The city, though prone to earthquakes, has many older buildings that are not quake-resistant.
“Today what needs to be done is being done, but the important thing is what is to be done on Monday in the cabinet meeting,’’ said Mr. Ozel, an opposition lawmaker, who criticized the government for not taking steps to make buildings more resistant to quakes. “This is the shortcoming.’’
The death toll in Izmir rose to at least 28 people on Saturday, officials said. More than 350 people were being treated in hospitals, including 25 in intensive care, officials said. Two more people died on the Greek island of Samos.
Dramatic scenes unfolded throughout Saturday. At one apartment building, rescuers focused their efforts on saving five members of a family. After managing to open a tunnel through the rubble, they were able to talk to Seher Perincek, 38, who was trapped along with her 11-year-old twins, 7-year-old son and 3-year-old daughter, according to local news reports.
Finally, 23 hours after the quake, Ms.
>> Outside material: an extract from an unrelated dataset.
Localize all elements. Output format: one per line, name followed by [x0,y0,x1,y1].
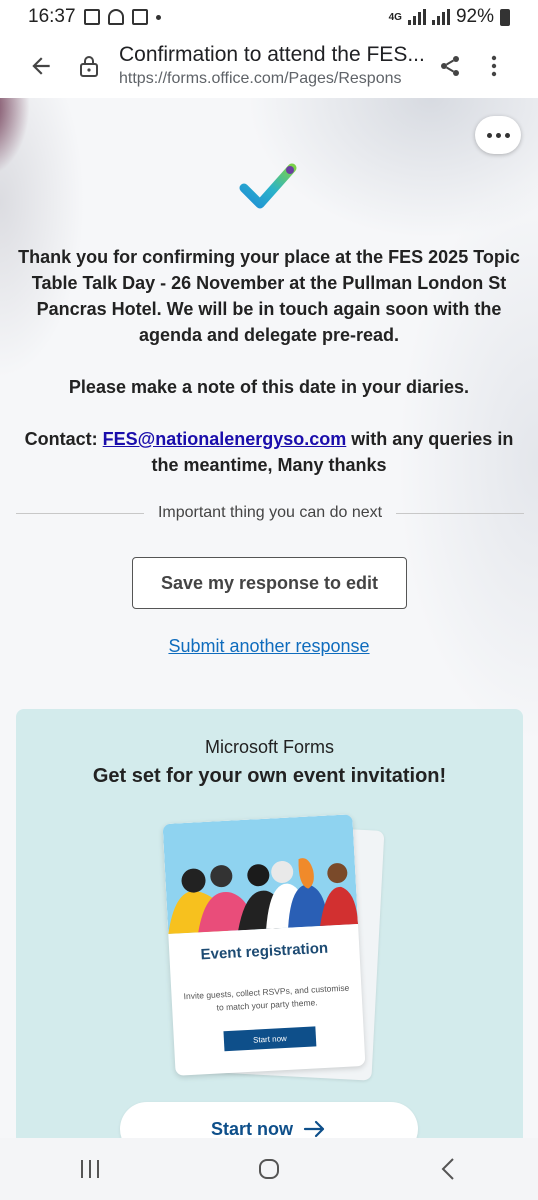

Perincek and two of her children were removed from the wreckage alive, as seen in pictures shared with the press by local officials. One child had died, news reports said, and rescue workers continued searching for the fourth.
“For three hours we communicated with her,” Cem Behar, one of the rescuers who helped Ms. Perincek and her children, said in a televised interview.
“When we first entered, she was hitting the walls to identify where she was,” he added. “As we went further inside the wreckage, we were able to hear her voice, although muffled.”